One other consequence of less-than-total analytics coverage is lack of information about where and how visitors enter the overall web estate. While the main home page has likely been ‘optimised’ for key tasks, without data from other important sites it is difficult to know how well main home page optimisation actually meets visitor needs.

It was outside the scope of this study, but a more detailed analysis of the individual sites would review content issues, page structure, cookie use and the accessibility of content to different audiences. All worth addressing in order to protect an institution’s reputation.

Security and Privacy Exposures

Photo Credit: James Sutton - Unsplash.com

Unauthorised database access

Websites and their underlying databases may present security issues that require intensive testing to identify. We are aware that some content management systems and, specifically, their MySQL databases are accessed via third party database administration tools.

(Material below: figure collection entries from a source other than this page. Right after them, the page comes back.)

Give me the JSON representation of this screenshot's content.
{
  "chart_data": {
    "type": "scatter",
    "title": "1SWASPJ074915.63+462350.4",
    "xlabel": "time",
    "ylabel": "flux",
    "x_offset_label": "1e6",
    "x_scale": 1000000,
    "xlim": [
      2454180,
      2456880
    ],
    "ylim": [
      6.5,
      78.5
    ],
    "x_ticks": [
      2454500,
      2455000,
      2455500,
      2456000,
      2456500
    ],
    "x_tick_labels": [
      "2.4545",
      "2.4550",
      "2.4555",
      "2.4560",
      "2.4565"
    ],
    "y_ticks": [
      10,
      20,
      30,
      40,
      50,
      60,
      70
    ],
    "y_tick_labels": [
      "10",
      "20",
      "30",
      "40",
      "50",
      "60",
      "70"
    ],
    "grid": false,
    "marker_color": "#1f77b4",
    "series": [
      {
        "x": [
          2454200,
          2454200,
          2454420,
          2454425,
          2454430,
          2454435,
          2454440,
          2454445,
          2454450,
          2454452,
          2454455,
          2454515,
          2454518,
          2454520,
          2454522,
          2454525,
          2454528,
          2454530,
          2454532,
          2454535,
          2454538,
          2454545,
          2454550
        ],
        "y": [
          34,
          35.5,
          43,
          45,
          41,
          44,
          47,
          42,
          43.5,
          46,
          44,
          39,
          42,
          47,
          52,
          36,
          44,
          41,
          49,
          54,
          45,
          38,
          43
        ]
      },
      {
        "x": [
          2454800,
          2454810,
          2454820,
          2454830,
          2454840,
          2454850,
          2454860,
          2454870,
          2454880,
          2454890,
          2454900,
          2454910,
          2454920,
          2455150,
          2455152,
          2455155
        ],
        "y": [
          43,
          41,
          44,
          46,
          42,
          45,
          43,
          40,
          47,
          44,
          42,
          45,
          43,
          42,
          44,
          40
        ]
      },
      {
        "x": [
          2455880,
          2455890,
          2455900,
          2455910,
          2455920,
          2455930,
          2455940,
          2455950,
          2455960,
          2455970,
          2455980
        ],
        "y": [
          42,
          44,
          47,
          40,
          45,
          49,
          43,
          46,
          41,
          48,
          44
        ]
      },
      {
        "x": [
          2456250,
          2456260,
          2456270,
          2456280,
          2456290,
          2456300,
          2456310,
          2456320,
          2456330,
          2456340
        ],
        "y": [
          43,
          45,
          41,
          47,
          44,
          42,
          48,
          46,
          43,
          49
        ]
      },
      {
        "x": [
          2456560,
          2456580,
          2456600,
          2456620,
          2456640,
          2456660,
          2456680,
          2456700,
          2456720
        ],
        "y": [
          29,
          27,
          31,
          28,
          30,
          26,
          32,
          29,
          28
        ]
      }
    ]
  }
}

Anecdotal evidence suggests that these tools are sometimes left with default passwords in place thus allowing site content to be accessed and altered.  Testing with the full authorisation of the site owners (and the institution’s IT staff) would be needed to determine if this issue exists within the sample set of sites.

Keep applying the patches

The 297 websites run on a mix of web servers (for example, Apache, nginx and IIS), some hosted internally; others externally.  Consequently, these servers are on different release levels – opening up the possibility of some web servers not having all security patches in place.

Furthermore, the individual content management systems running the websites are at different release levels. As noted, we identified 11 generations of WordPress in operation – again this may result in security and functionality upgrades being missed.

Make browsing private

19% of the sites have implemented HTTPS to offer secure, private browsing connections for visitors to those specific sites. The balance of sites has yet to catch up, but a migration is clearly underway.  As Google increasingly emphasises, non-HTTPS sites get ranked lower in search results. Many of the sites will benefit from search-referred traffic, so ranking matters and can be enhanced, for free, by upgrading to HTTPS.

Web analytics data will confirm which browsers visitors use most frequently, as Chrome evolves over the next few months it will provide stronger warnings about non-secure sites. Visitors to this web estate will have a mixed experience of warning messages as they move from site to site: perhaps, not entirely consistent with this institution’s reputational aspirations?


Whether an institution wants more control over its web properties or is happy for those properties to be developed and managed independently, there are substantial benefits to having the data to:

  • Understand the lay of the land – how many sites do we own or manage? What technologies are being used? Who is responsible for each site?
  • Identify and manage potential financial exposures – do we want to be in the web hosting business? Would it be better to use third party hosting services? Are we hosting sites that no one visits?
  • Identify and manage potential reputational risks – do we offer the best user experience? Is our content current and accurate? Do we meet our own editorial and access standards?
  • Identify and manage potential security risks – are we using the appropriate technology platforms? Are our sites secure and is browsing our sites private?